Gina and Laurence had been the best of friends ever since they were teens - but never in love. Gina married Fergus Bedford, an antique dealer who bought the sophisticated and elegant High Place for them to live in. Laurence married Hilary, a down-to-earth woman who helped him transform his shambling inheritance, The Bee House, into both a home and a small hotel.
When Fergus realizes that living with Gina and their daughter, Sophy, is no longer what he wants, it's to The Bee House that Gina flees, beginning a cycle of misery and heartache. It ricochets through both families - from Sophy, who longs for things to be as they were; to Gus, Laurence and Hilary's son, who adores Sophy; to Gina's 80-year-old mother, Vi, who has found true love for the first time in her life. In her loss, Gina turns to her dearest friend, Laurence, and finds something completely unexpected - the type of love that will send both marriages to the brink of betrayal.

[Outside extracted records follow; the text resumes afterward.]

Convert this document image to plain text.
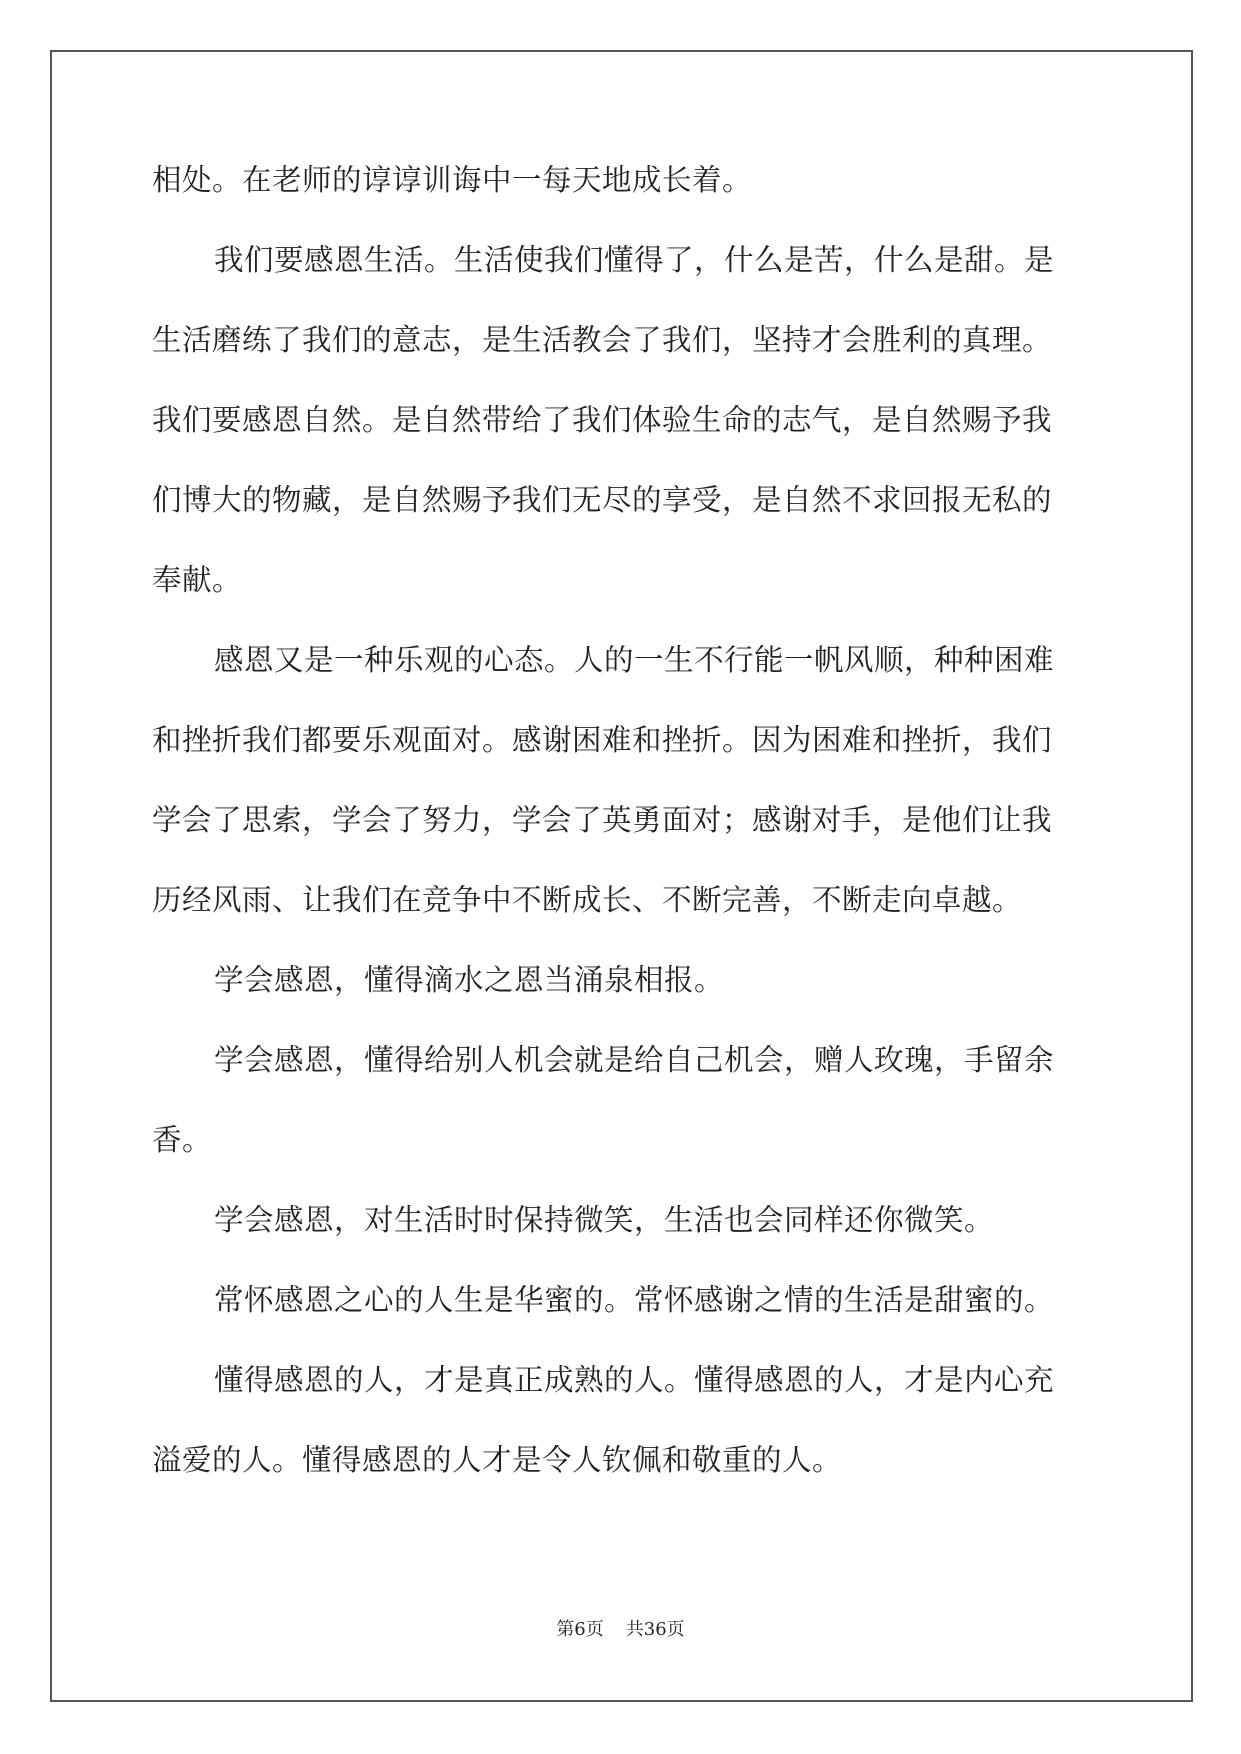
相处。在老师的谆谆训诲中一每天地成长着。
我们要感恩生活。生活使我们懂得了，什么是苦，什么是甜。是
生活磨练了我们的意志，是生活教会了我们，坚持才会胜利的真理。
我们要感恩自然。是自然带给了我们体验生命的志气，是自然赐予我
们博大的物藏，是自然赐予我们无尽的享受，是自然不求回报无私的
奉献。
感恩又是一种乐观的心态。人的一生不行能一帆风顺，种种困难
和挫折我们都要乐观面对。感谢困难和挫折。因为困难和挫折，我们
学会了思索，学会了努力，学会了英勇面对；感谢对手，是他们让我
历经风雨、让我们在竞争中不断成长、不断完善，不断走向卓越。
学会感恩，懂得滴水之恩当涌泉相报。
学会感恩，懂得给别人机会就是给自己机会，赠人玫瑰，手留余
香。
学会感恩，对生活时时保持微笑，生活也会同样还你微笑。
常怀感恩之心的人生是华蜜的。常怀感谢之情的生活是甜蜜的。
懂得感恩的人，才是真正成熟的人。懂得感恩的人，才是内心充
溢爱的人。懂得感恩的人才是令人钦佩和敬重的人。
第6页 共36页
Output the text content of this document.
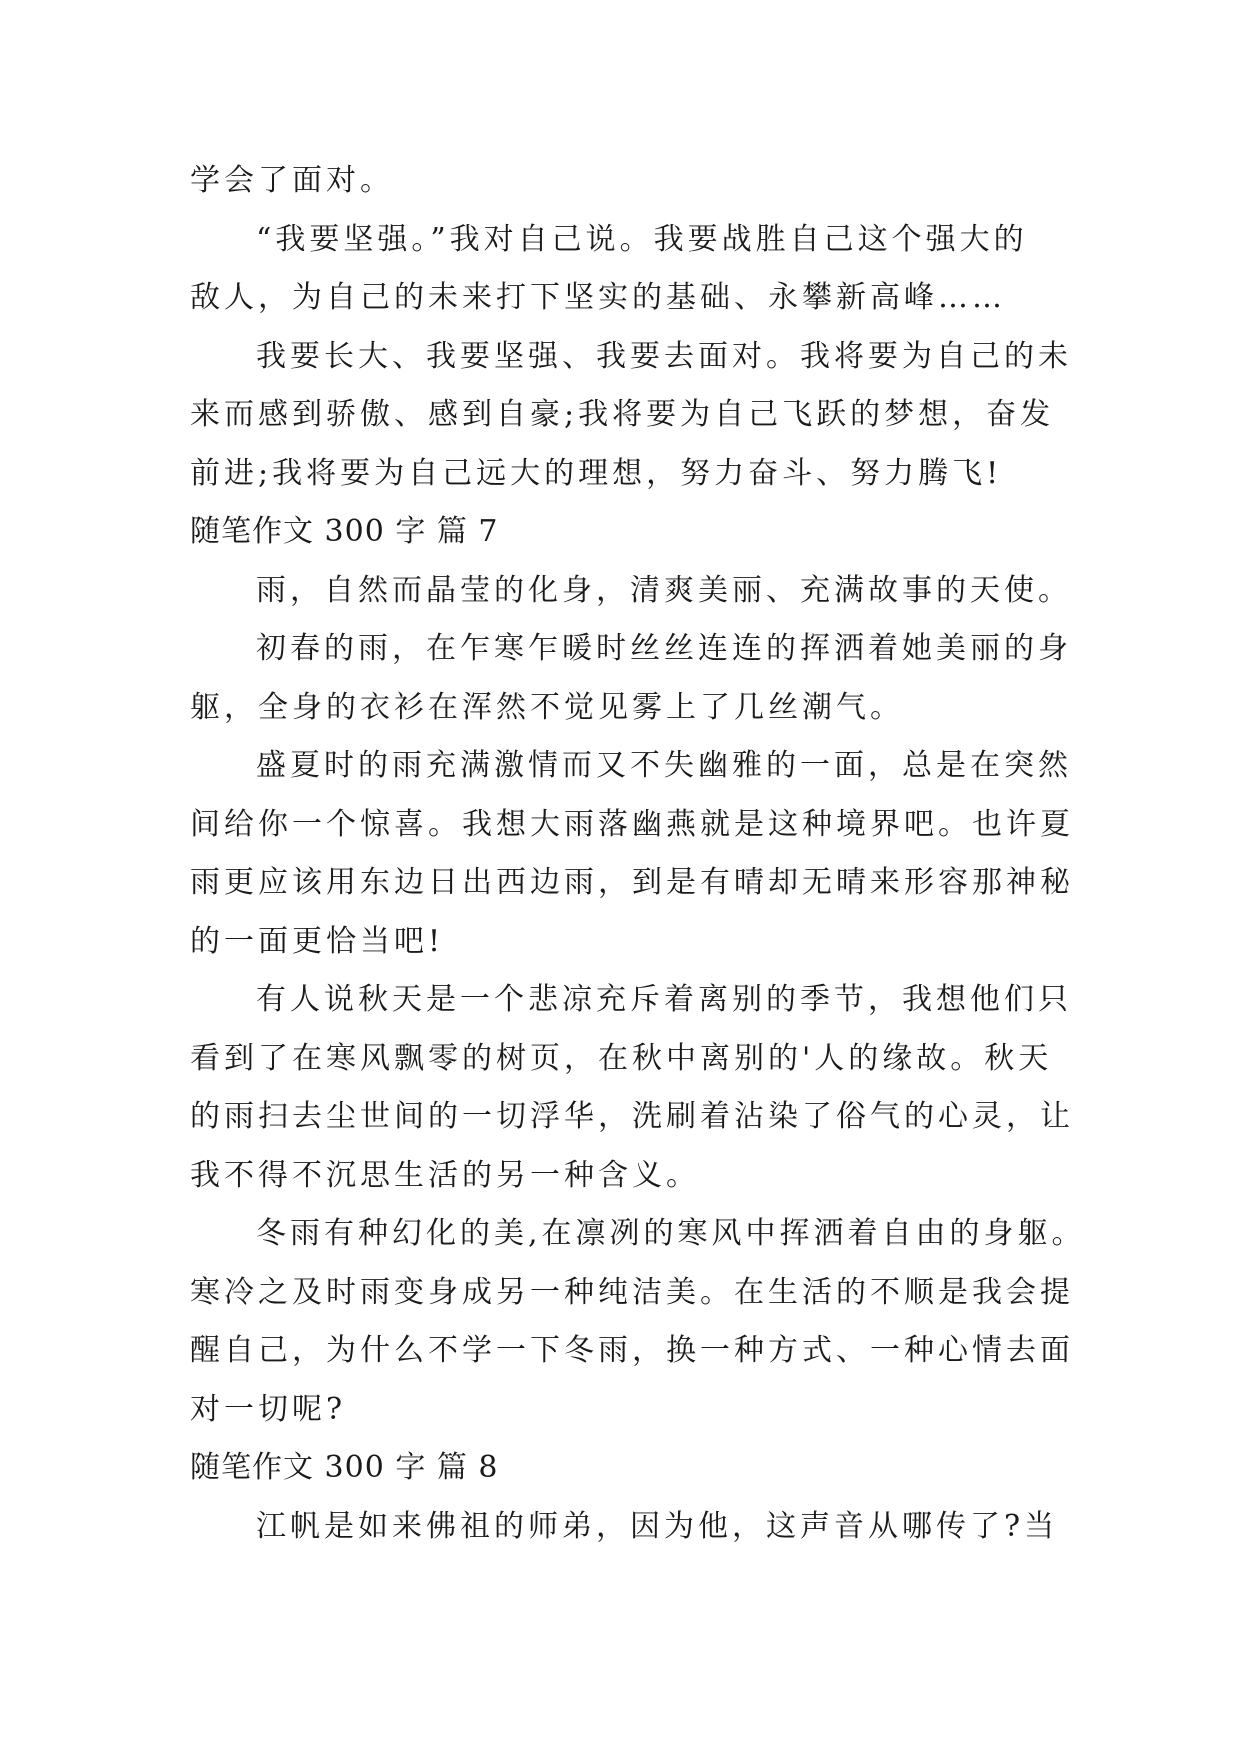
学会了面对。
“我要坚强。”我对自己说。我要战胜自己这个强大的
敌人，为自己的未来打下坚实的基础、永攀新高峰……
我要长大、我要坚强、我要去面对。我将要为自己的未
来而感到骄傲、感到自豪;我将要为自己飞跃的梦想，奋发
前进;我将要为自己远大的理想，努力奋斗、努力腾飞!
随笔作文 300 字 篇 7
雨，自然而晶莹的化身，清爽美丽、充满故事的天使。
初春的雨，在乍寒乍暖时丝丝连连的挥洒着她美丽的身
躯，全身的衣衫在浑然不觉见雾上了几丝潮气。
盛夏时的雨充满激情而又不失幽雅的一面，总是在突然
间给你一个惊喜。我想大雨落幽燕就是这种境界吧。也许夏
雨更应该用东边日出西边雨，到是有晴却无晴来形容那神秘
的一面更恰当吧!
有人说秋天是一个悲凉充斥着离别的季节，我想他们只
看到了在寒风飘零的树页，在秋中离别的'人的缘故。秋天
的雨扫去尘世间的一切浮华，洗刷着沾染了俗气的心灵，让
我不得不沉思生活的另一种含义。
冬雨有种幻化的美,在凛冽的寒风中挥洒着自由的身躯。
寒冷之及时雨变身成另一种纯洁美。在生活的不顺是我会提
醒自己，为什么不学一下冬雨，换一种方式、一种心情去面
对一切呢?
随笔作文 300 字 篇 8
江帆是如来佛祖的师弟，因为他，这声音从哪传了?当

Joanna Trollope was born on 9 December 1943 in her grandfather's rectory in Minchinhampton, Gloucestershire, England, daughter of Rosemary Hodson and Arthur George Cecil Trollope. She is the eldest of three siblings. She is a fifth-generation niece of the Victorian novelist Anthony Trollope and is a cousin of the writer and broadcaster James Trollope. She was educated at Reigate County School for Girls followed by St Hugh's College, Oxford. On 14 May 1966, she married the banker David Roger William Potter, they had two daughters, Antonia and Louise, and on 1983 they divorced. In 1985, she remarried to the television dramatist Ian Curteis, and became the stepmother of two stepsons; they divorced in 2001. Today, she is a grandmother and lives on her own in London.
From 1965 to 1967, she worked at the Foreign Office. From 1967 to 1979, she was employed in a number of teaching posts before she became a writer full-time in 1980. Her novel Parson Harding's Daughter won in 1980 the Romantic Novel of the Year Award by the Romantic Novelists' Association.